- Naspers this week sold just under 190 million shares in Chinese company Tencent.
- The sale raised the equivalent of around R115 billion.
- Naspers plans to do boring stuff like invest the money in ecommerce. We drew up a list of more exciting things it could splurge on.
Naspers just saw a windfall the equivalent of more than R115 billion from the sale of a small part of its stake in the company that has been dubbed the Facebook of China: Tencent.

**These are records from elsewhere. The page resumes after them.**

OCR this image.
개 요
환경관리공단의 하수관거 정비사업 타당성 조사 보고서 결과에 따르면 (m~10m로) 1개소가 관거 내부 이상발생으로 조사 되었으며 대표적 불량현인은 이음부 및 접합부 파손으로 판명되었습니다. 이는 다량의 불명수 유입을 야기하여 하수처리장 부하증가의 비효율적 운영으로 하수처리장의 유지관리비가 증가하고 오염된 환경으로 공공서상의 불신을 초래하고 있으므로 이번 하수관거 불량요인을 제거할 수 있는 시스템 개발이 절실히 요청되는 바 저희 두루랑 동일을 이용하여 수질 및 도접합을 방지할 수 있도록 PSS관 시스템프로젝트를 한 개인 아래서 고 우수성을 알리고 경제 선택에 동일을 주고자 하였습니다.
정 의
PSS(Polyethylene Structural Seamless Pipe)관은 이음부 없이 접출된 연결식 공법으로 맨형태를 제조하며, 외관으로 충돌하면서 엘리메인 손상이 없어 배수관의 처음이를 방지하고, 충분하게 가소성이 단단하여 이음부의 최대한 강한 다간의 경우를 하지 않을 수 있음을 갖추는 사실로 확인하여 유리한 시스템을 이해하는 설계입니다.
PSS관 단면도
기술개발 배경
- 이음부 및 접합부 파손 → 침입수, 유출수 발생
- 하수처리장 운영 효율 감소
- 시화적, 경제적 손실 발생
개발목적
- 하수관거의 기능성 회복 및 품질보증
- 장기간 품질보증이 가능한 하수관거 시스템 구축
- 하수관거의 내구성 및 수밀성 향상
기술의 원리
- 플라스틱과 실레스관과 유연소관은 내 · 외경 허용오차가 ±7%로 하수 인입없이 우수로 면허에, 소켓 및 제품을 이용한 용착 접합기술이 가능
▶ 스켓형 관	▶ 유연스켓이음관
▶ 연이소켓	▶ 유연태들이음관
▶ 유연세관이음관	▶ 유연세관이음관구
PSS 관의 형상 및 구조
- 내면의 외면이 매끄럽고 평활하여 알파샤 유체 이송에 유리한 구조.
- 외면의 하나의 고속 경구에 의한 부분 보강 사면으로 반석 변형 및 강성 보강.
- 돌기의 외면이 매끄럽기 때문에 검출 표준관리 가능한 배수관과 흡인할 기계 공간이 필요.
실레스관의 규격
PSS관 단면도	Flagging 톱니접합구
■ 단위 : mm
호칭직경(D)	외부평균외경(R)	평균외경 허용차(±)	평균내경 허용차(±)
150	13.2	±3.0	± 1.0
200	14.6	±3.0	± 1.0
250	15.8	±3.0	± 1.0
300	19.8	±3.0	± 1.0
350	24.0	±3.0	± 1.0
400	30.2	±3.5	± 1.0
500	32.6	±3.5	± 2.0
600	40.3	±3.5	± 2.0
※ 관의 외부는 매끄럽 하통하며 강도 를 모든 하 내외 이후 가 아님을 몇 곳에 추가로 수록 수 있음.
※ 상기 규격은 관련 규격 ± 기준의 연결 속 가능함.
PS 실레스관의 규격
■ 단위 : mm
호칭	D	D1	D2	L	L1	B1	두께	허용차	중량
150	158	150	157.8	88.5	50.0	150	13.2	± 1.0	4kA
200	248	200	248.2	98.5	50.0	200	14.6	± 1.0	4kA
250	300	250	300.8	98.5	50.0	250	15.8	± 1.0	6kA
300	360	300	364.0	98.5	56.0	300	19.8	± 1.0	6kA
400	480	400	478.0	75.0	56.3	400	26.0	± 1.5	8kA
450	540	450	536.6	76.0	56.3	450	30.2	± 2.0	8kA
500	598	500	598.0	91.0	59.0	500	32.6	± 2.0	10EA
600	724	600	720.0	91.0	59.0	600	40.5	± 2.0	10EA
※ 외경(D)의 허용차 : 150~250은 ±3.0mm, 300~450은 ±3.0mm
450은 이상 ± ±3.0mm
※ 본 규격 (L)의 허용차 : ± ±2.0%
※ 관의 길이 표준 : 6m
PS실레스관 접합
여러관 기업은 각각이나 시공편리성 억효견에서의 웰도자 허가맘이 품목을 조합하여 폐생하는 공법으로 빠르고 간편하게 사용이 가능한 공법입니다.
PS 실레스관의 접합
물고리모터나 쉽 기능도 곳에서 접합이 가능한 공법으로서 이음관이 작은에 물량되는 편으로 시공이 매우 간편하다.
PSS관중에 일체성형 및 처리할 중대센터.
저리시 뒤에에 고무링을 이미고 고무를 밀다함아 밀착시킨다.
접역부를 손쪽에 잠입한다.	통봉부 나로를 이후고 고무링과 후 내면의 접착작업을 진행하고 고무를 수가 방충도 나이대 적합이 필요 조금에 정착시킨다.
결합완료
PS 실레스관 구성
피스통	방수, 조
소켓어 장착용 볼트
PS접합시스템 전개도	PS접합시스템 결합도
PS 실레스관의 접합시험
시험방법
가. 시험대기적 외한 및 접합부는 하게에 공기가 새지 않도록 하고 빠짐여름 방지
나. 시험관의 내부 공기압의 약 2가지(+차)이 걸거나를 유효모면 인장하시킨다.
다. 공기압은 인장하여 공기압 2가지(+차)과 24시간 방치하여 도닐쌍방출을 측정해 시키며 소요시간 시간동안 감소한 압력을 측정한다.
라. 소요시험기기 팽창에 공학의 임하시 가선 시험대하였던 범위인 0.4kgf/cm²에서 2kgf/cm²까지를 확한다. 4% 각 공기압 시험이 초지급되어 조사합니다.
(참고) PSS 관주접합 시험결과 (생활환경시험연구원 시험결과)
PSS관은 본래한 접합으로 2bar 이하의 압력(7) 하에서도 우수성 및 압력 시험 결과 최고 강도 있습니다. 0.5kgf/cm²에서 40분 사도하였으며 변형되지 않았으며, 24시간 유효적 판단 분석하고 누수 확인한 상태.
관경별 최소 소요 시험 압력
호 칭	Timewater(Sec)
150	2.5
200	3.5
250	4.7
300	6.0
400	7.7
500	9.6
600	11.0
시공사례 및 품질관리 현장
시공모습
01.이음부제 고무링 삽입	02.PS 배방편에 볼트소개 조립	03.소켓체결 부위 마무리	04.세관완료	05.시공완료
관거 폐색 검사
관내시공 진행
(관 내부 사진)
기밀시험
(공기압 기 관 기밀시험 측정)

Read: Naspers is cashing in R125 billion of its Tencent shares – to spend on food delivery, fintech, and 'other exciting growth opportunities'
Business Insider South Africa took the liberty of doing the Naspers the favour of drawing up a list of five things the company could do to spend the money.
Organise a company-wide retreat – in space.
At only R2.4 million per person, Naspers could fly about 25,000 of its employees to space for Easter. And then again on Christmas.
(The fact that Business Insider South Africa operates as a unit of Naspers subsidiary Media24 played no role in this calculation.)
Sponsor the Naspers Premier Football League
Naspers could not only sponsor the English premier league for R2 billion a year (Barclay's last paid sponsorship fee), but go as further as purchasing four of the league's top football clubs:
Premier League sponsorship, R2 billion
Manchester United, R43.4 billion
Manchester City, R23.9 billion
Arsenal, R22.7 billion
Chelsea, R21.7 billion
Source: Forbes
Become a corporate nuclear power.
One warhead costs about R200 million. Naspers could build up a nuclear weapons cache of more than 500 missiles.
Build 1.15 million RDP houses.
The cost of a 50m² RDP house is about R2,000 per square metre according to construction company Aecom's latest property and construction cost guide for Africa. With the SA Institute of Race Relations placing SA’s housing backlog at around 2 million units, Naspers could more than halve that.
Buy – and then improve – the best corporate campus in the world.
What Apple and Naspers share in common (other than being in the top three largest companies by market capitalisation in their respective countries) is that both employ about 25,000 people each.
Naspers could easily afford to acquire Apple's new R60 billion 'ring' campus to move all its employees into and use the change to relocate all of them, re-brand, furnish and maintain it.